It’s a lot like yesterday’s report on Senate District 37: the Republican has a wide fundraising lead on a Democrat. But in this case, we’re looking at an open District 38C seat with no incumbent. And while the Democrat in the race, Judy Davis, had a primary opponent in Mike Hindi, the little money she raised was enough to get her through the primary to face Mary Beth Carozza, who was unopposed for the GOP bid.
You can see just how wide of a gap there is by looking at the link.
What also jumped out at me in this comparison was the amount of money coming from outside the district, which for the sake of simplicity I define as the 218xx zip code area. Both Davis and Carozza received over 40% of their contributions from outside the region, with Carozza just a few dollars shy of 50 percent. Yet it’s interesting where this out-of-district money came from.
In Mary Beth Carozza’s case, a lot of her money comes from connections she made in Washington during her tenure there as a legislative assistant and George W. Bush administration appointee. Her work for the Ohio Congressional delegation was rewarded by a number of contributions from the state, where she hosted a fundraiser last year. In her first report that covered the inception of her campaign to the initial days of 2014, over 70% of her funding came from out-of-state, mainly from the Washington, D.C. area and Ohio. Those Ohio connections, as well as work for Maine Sen. Susan Collins, proved valuable in the category of federal committees, as Mary Beth received money from the Buckeye Patriot PAC, Dirigo PAC, and Promoting Our Republican Team PAC, as well as the campaigns of Mike DeWine, Steve Stivers, and Pat Tiberi. DeWine is a former Senator from Ohio who is now the state’s Attorney General, while Stivers and Tiberi currently serve in Congress representing parts of the state.
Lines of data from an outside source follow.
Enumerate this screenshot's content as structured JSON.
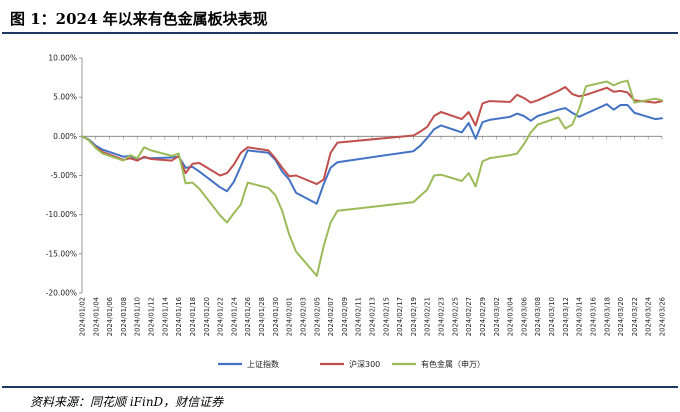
{
  "figure_title": "图 1：2024 年以来有色金属板块表现",
  "source_note": "资料来源：同花顺 iFinD，财信证券",
  "chart_data": {
    "type": "line",
    "title": "",
    "xlabel": "",
    "ylabel": "",
    "ylim": [
      -20,
      10
    ],
    "y_ticks": [
      "10.00%",
      "5.00%",
      "0.00%",
      "-5.00%",
      "-10.00%",
      "-15.00%",
      "-20.00%"
    ],
    "y_tick_values": [
      10,
      5,
      0,
      -5,
      -10,
      -15,
      -20
    ],
    "x_tick_labels": [
      "2024/01/02",
      "2024/01/04",
      "2024/01/06",
      "2024/01/08",
      "2024/01/10",
      "2024/01/12",
      "2024/01/14",
      "2024/01/16",
      "2024/01/18",
      "2024/01/20",
      "2024/01/22",
      "2024/01/24",
      "2024/01/26",
      "2024/01/28",
      "2024/01/30",
      "2024/02/01",
      "2024/02/03",
      "2024/02/05",
      "2024/02/07",
      "2024/02/09",
      "2024/02/11",
      "2024/02/13",
      "2024/02/15",
      "2024/02/17",
      "2024/02/19",
      "2024/02/21",
      "2024/02/23",
      "2024/02/25",
      "2024/02/27",
      "2024/02/29",
      "2024/03/02",
      "2024/03/04",
      "2024/03/06",
      "2024/03/08",
      "2024/03/10",
      "2024/03/12",
      "2024/03/14",
      "2024/03/16",
      "2024/03/18",
      "2024/03/20",
      "2024/03/22",
      "2024/03/24",
      "2024/03/26"
    ],
    "x_start": "2024/01/02",
    "x_end": "2024/03/26",
    "legend_position": "bottom",
    "grid": false,
    "series": [
      {
        "name": "上证指数",
        "color": "#4472c4",
        "points": [
          [
            "2024/01/02",
            0.0
          ],
          [
            "2024/01/03",
            -0.4
          ],
          [
            "2024/01/04",
            -1.2
          ],
          [
            "2024/01/05",
            -1.7
          ],
          [
            "2024/01/08",
            -2.6
          ],
          [
            "2024/01/09",
            -2.5
          ],
          [
            "2024/01/10",
            -3.0
          ],
          [
            "2024/01/11",
            -2.7
          ],
          [
            "2024/01/12",
            -2.8
          ],
          [
            "2024/01/15",
            -2.7
          ],
          [
            "2024/01/16",
            -2.6
          ],
          [
            "2024/01/17",
            -4.0
          ],
          [
            "2024/01/18",
            -3.9
          ],
          [
            "2024/01/19",
            -4.5
          ],
          [
            "2024/01/22",
            -6.5
          ],
          [
            "2024/01/23",
            -7.0
          ],
          [
            "2024/01/24",
            -5.8
          ],
          [
            "2024/01/25",
            -3.8
          ],
          [
            "2024/01/26",
            -1.8
          ],
          [
            "2024/01/29",
            -2.1
          ],
          [
            "2024/01/30",
            -3.0
          ],
          [
            "2024/01/31",
            -4.5
          ],
          [
            "2024/02/01",
            -5.5
          ],
          [
            "2024/02/02",
            -7.2
          ],
          [
            "2024/02/05",
            -8.6
          ],
          [
            "2024/02/06",
            -6.1
          ],
          [
            "2024/02/07",
            -4.0
          ],
          [
            "2024/02/08",
            -3.3
          ],
          [
            "2024/02/19",
            -1.9
          ],
          [
            "2024/02/20",
            -1.2
          ],
          [
            "2024/02/21",
            -0.2
          ],
          [
            "2024/02/22",
            0.9
          ],
          [
            "2024/02/23",
            1.4
          ],
          [
            "2024/02/26",
            0.5
          ],
          [
            "2024/02/27",
            1.7
          ],
          [
            "2024/02/28",
            -0.3
          ],
          [
            "2024/02/29",
            1.8
          ],
          [
            "2024/03/01",
            2.1
          ],
          [
            "2024/03/04",
            2.5
          ],
          [
            "2024/03/05",
            2.9
          ],
          [
            "2024/03/06",
            2.6
          ],
          [
            "2024/03/07",
            2.0
          ],
          [
            "2024/03/08",
            2.6
          ],
          [
            "2024/03/11",
            3.4
          ],
          [
            "2024/03/12",
            3.6
          ],
          [
            "2024/03/13",
            3.0
          ],
          [
            "2024/03/14",
            2.5
          ],
          [
            "2024/03/15",
            2.9
          ],
          [
            "2024/03/18",
            4.1
          ],
          [
            "2024/03/19",
            3.4
          ],
          [
            "2024/03/20",
            4.0
          ],
          [
            "2024/03/21",
            4.0
          ],
          [
            "2024/03/22",
            3.0
          ],
          [
            "2024/03/25",
            2.2
          ],
          [
            "2024/03/26",
            2.3
          ]
        ]
      },
      {
        "name": "沪深300",
        "color": "#c0504d",
        "points": [
          [
            "2024/01/02",
            0.0
          ],
          [
            "2024/01/03",
            -0.5
          ],
          [
            "2024/01/04",
            -1.4
          ],
          [
            "2024/01/05",
            -2.0
          ],
          [
            "2024/01/08",
            -3.0
          ],
          [
            "2024/01/09",
            -2.8
          ],
          [
            "2024/01/10",
            -3.1
          ],
          [
            "2024/01/11",
            -2.6
          ],
          [
            "2024/01/12",
            -2.9
          ],
          [
            "2024/01/15",
            -3.1
          ],
          [
            "2024/01/16",
            -2.5
          ],
          [
            "2024/01/17",
            -4.7
          ],
          [
            "2024/01/18",
            -3.5
          ],
          [
            "2024/01/19",
            -3.4
          ],
          [
            "2024/01/22",
            -5.0
          ],
          [
            "2024/01/23",
            -4.7
          ],
          [
            "2024/01/24",
            -3.6
          ],
          [
            "2024/01/25",
            -2.1
          ],
          [
            "2024/01/26",
            -1.4
          ],
          [
            "2024/01/29",
            -1.8
          ],
          [
            "2024/01/30",
            -2.8
          ],
          [
            "2024/01/31",
            -4.0
          ],
          [
            "2024/02/01",
            -5.1
          ],
          [
            "2024/02/02",
            -5.0
          ],
          [
            "2024/02/05",
            -6.1
          ],
          [
            "2024/02/06",
            -5.5
          ],
          [
            "2024/02/07",
            -2.1
          ],
          [
            "2024/02/08",
            -0.8
          ],
          [
            "2024/02/19",
            0.1
          ],
          [
            "2024/02/20",
            0.6
          ],
          [
            "2024/02/21",
            1.2
          ],
          [
            "2024/02/22",
            2.6
          ],
          [
            "2024/02/23",
            3.1
          ],
          [
            "2024/02/26",
            2.2
          ],
          [
            "2024/02/27",
            3.1
          ],
          [
            "2024/02/28",
            1.4
          ],
          [
            "2024/02/29",
            4.2
          ],
          [
            "2024/03/01",
            4.5
          ],
          [
            "2024/03/04",
            4.4
          ],
          [
            "2024/03/05",
            5.3
          ],
          [
            "2024/03/06",
            4.9
          ],
          [
            "2024/03/07",
            4.3
          ],
          [
            "2024/03/08",
            4.6
          ],
          [
            "2024/03/11",
            5.8
          ],
          [
            "2024/03/12",
            6.3
          ],
          [
            "2024/03/13",
            5.4
          ],
          [
            "2024/03/14",
            5.1
          ],
          [
            "2024/03/15",
            5.3
          ],
          [
            "2024/03/18",
            6.2
          ],
          [
            "2024/03/19",
            5.7
          ],
          [
            "2024/03/20",
            5.8
          ],
          [
            "2024/03/21",
            5.6
          ],
          [
            "2024/03/22",
            4.6
          ],
          [
            "2024/03/25",
            4.3
          ],
          [
            "2024/03/26",
            4.5
          ]
        ]
      },
      {
        "name": "有色金属（申万）",
        "color": "#9bbb59",
        "points": [
          [
            "2024/01/02",
            0.0
          ],
          [
            "2024/01/03",
            -0.5
          ],
          [
            "2024/01/04",
            -1.5
          ],
          [
            "2024/01/05",
            -2.2
          ],
          [
            "2024/01/08",
            -3.1
          ],
          [
            "2024/01/09",
            -2.4
          ],
          [
            "2024/01/10",
            -2.8
          ],
          [
            "2024/01/11",
            -1.4
          ],
          [
            "2024/01/12",
            -1.8
          ],
          [
            "2024/01/15",
            -2.5
          ],
          [
            "2024/01/16",
            -2.2
          ],
          [
            "2024/01/17",
            -6.0
          ],
          [
            "2024/01/18",
            -5.9
          ],
          [
            "2024/01/19",
            -6.7
          ],
          [
            "2024/01/22",
            -10.1
          ],
          [
            "2024/01/23",
            -11.0
          ],
          [
            "2024/01/24",
            -9.8
          ],
          [
            "2024/01/25",
            -8.7
          ],
          [
            "2024/01/26",
            -5.9
          ],
          [
            "2024/01/29",
            -6.6
          ],
          [
            "2024/01/30",
            -7.5
          ],
          [
            "2024/01/31",
            -9.5
          ],
          [
            "2024/02/01",
            -12.5
          ],
          [
            "2024/02/02",
            -14.7
          ],
          [
            "2024/02/05",
            -17.8
          ],
          [
            "2024/02/06",
            -14.0
          ],
          [
            "2024/02/07",
            -11.0
          ],
          [
            "2024/02/08",
            -9.5
          ],
          [
            "2024/02/19",
            -8.4
          ],
          [
            "2024/02/20",
            -7.6
          ],
          [
            "2024/02/21",
            -6.8
          ],
          [
            "2024/02/22",
            -5.0
          ],
          [
            "2024/02/23",
            -4.9
          ],
          [
            "2024/02/26",
            -5.7
          ],
          [
            "2024/02/27",
            -4.7
          ],
          [
            "2024/02/28",
            -6.4
          ],
          [
            "2024/02/29",
            -3.2
          ],
          [
            "2024/03/01",
            -2.8
          ],
          [
            "2024/03/04",
            -2.4
          ],
          [
            "2024/03/05",
            -2.2
          ],
          [
            "2024/03/06",
            -1.0
          ],
          [
            "2024/03/07",
            0.5
          ],
          [
            "2024/03/08",
            1.5
          ],
          [
            "2024/03/11",
            2.4
          ],
          [
            "2024/03/12",
            1.0
          ],
          [
            "2024/03/13",
            1.5
          ],
          [
            "2024/03/14",
            3.5
          ],
          [
            "2024/03/15",
            6.4
          ],
          [
            "2024/03/18",
            7.0
          ],
          [
            "2024/03/19",
            6.5
          ],
          [
            "2024/03/20",
            6.9
          ],
          [
            "2024/03/21",
            7.1
          ],
          [
            "2024/03/22",
            4.3
          ],
          [
            "2024/03/25",
            4.8
          ],
          [
            "2024/03/26",
            4.6
          ]
        ]
      }
    ]
  }
}
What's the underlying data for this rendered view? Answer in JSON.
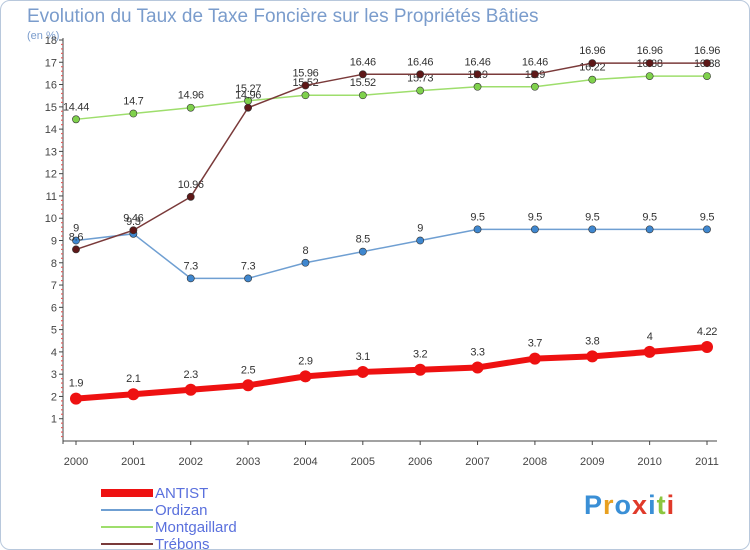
{
  "title": "Evolution du Taux de Taxe Foncière sur les Propriétés Bâties",
  "subtitle": "(en %)",
  "logo": {
    "text": "Proxiti",
    "letter_colors": [
      "#3a8fd6",
      "#e8a020",
      "#3a8fd6",
      "#e03a2a",
      "#3a8fd6",
      "#8cc63f",
      "#e03a2a"
    ]
  },
  "chart_data": {
    "type": "line",
    "title": "Evolution du Taux de Taxe Foncière sur les Propriétés Bâties",
    "ylabel": "(en %)",
    "xlabel": "",
    "categories": [
      "2000",
      "2001",
      "2002",
      "2003",
      "2004",
      "2005",
      "2006",
      "2007",
      "2008",
      "2009",
      "2010",
      "2011"
    ],
    "ylim": [
      0,
      18
    ],
    "yticks": [
      1,
      2,
      3,
      4,
      5,
      6,
      7,
      8,
      9,
      10,
      11,
      12,
      13,
      14,
      15,
      16,
      17,
      18
    ],
    "grid": false,
    "legend_position": "bottom-left",
    "series": [
      {
        "name": "ANTIST",
        "color": "#ee1111",
        "marker_color": "#ee1111",
        "emphasis": true,
        "values": [
          1.9,
          2.1,
          2.3,
          2.5,
          2.9,
          3.1,
          3.2,
          3.3,
          3.7,
          3.8,
          4,
          4.22
        ],
        "labels": [
          "1.9",
          "2.1",
          "2.3",
          "2.5",
          "2.9",
          "3.1",
          "3.2",
          "3.3",
          "3.7",
          "3.8",
          "4",
          "4.22"
        ]
      },
      {
        "name": "Ordizan",
        "color": "#6f9fd2",
        "marker_color": "#3f87cf",
        "values": [
          9,
          9.3,
          7.3,
          7.3,
          8,
          8.5,
          9,
          9.5,
          9.5,
          9.5,
          9.5,
          9.5
        ],
        "labels": [
          "9",
          "9.3",
          "7.3",
          "7.3",
          "8",
          "8.5",
          "9",
          "9.5",
          "9.5",
          "9.5",
          "9.5",
          "9.5"
        ]
      },
      {
        "name": "Montgaillard",
        "color": "#9ede6c",
        "marker_color": "#7fd14c",
        "values": [
          14.44,
          14.7,
          14.96,
          15.27,
          15.52,
          15.52,
          15.73,
          15.9,
          15.9,
          16.22,
          16.38,
          16.38
        ],
        "labels": [
          "14.44",
          "14.7",
          "14.96",
          "15.27",
          "15.52",
          "15.52",
          "15.73",
          "15.9",
          "15.9",
          "16.22",
          "16.38",
          "16.38"
        ]
      },
      {
        "name": "Trébons",
        "color": "#7a3a3a",
        "marker_color": "#5e1818",
        "values": [
          8.6,
          9.46,
          10.96,
          14.96,
          15.96,
          16.46,
          16.46,
          16.46,
          16.46,
          16.96,
          16.96,
          16.96
        ],
        "labels": [
          "8.6",
          "9.46",
          "10.96",
          "14.96",
          "15.96",
          "16.46",
          "16.46",
          "16.46",
          "16.46",
          "16.96",
          "16.96",
          "16.96"
        ]
      }
    ]
  }
}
But as the campaign has evolved, the percentage of money raised locally has increased. In her last report, Mary Beth raised about 80% of her money locally.
On the other hand, there was a spike in out-of-district collections for Judy Davis when her son hosted a fundraiser for her in New York City, as well as another one in the most recent reporting period from a variety of sources. In all, however, it’s obvious that Carozza has a more broad and deep base of support from private individuals, although Carozza can boast a smattering of support from business and LLCs that Davis hasn’t had. Carozza has also collected the one Maryland PAC donation, from the Maryland Farm Bureau PAC.
Both Davis and Carozza have had modest contributions from local political clubs, but it’s worth noting that three campaigns have transferred money to Mary Beth’s account: former Wicomico County Council candidate Muir Boda transferred $40, Worcester County Commissioner Judy Boggs added $100, and Delegate Kathy Szeliga pitched in a total of $350 in two separate donations.
Something I found interesting among the expenditures is that Mary Beth apparently has a campaign office to work from, as she pays rent for it monthly. She’s also a big Staples customer, as she bought equipment there to set up the office.
But the more important line item was the over $35,000 she spent getting the word out on her campaign – everything from printing up all manner of signage to newspaper ads to social media. (And yes, in the interest of full disclosure, there’s a little something for me in there as well because she’s advertised here.) Carozza’s burned a lot of gasoline, too. Judy Davis has gone along a similar path, but to a lesser extent.
Carozza seems to be using a few outside consultants: of note, she’s spent $395 a month on Morton Herbert, LLC of Towson for, among other things, website design and maintenance, and used Campaign On for the direct mailing ($4,593.27.) And while it’s not a large expense, she paid $480 to Womble Carlyle Sandridge & Rice LLP. Maryland political insiders know that better as Bob Ehrlich’s law firm.
One other interesting disparity: Carozza paid Edward Blakely of Annapolis a total of $706 for two campaign videos, while Davis had one done by Chase Whiteside of Cincinnati as a $3,000 in-kind donation.
But on the whole, these aren’t the most exciting of campaign finance reports. It’s interesting that Carozza had a number of fairly well-known Republican names donate to her campaign at the start, but that’s been mainly replaced by a local grassroots effort over the last few months. Unlike some of the others profiled, in the case of both Davis and Carozza there doesn’t seem to be a vested interest in all that outside money aside from getting someone they know and have dealt with over the years elected.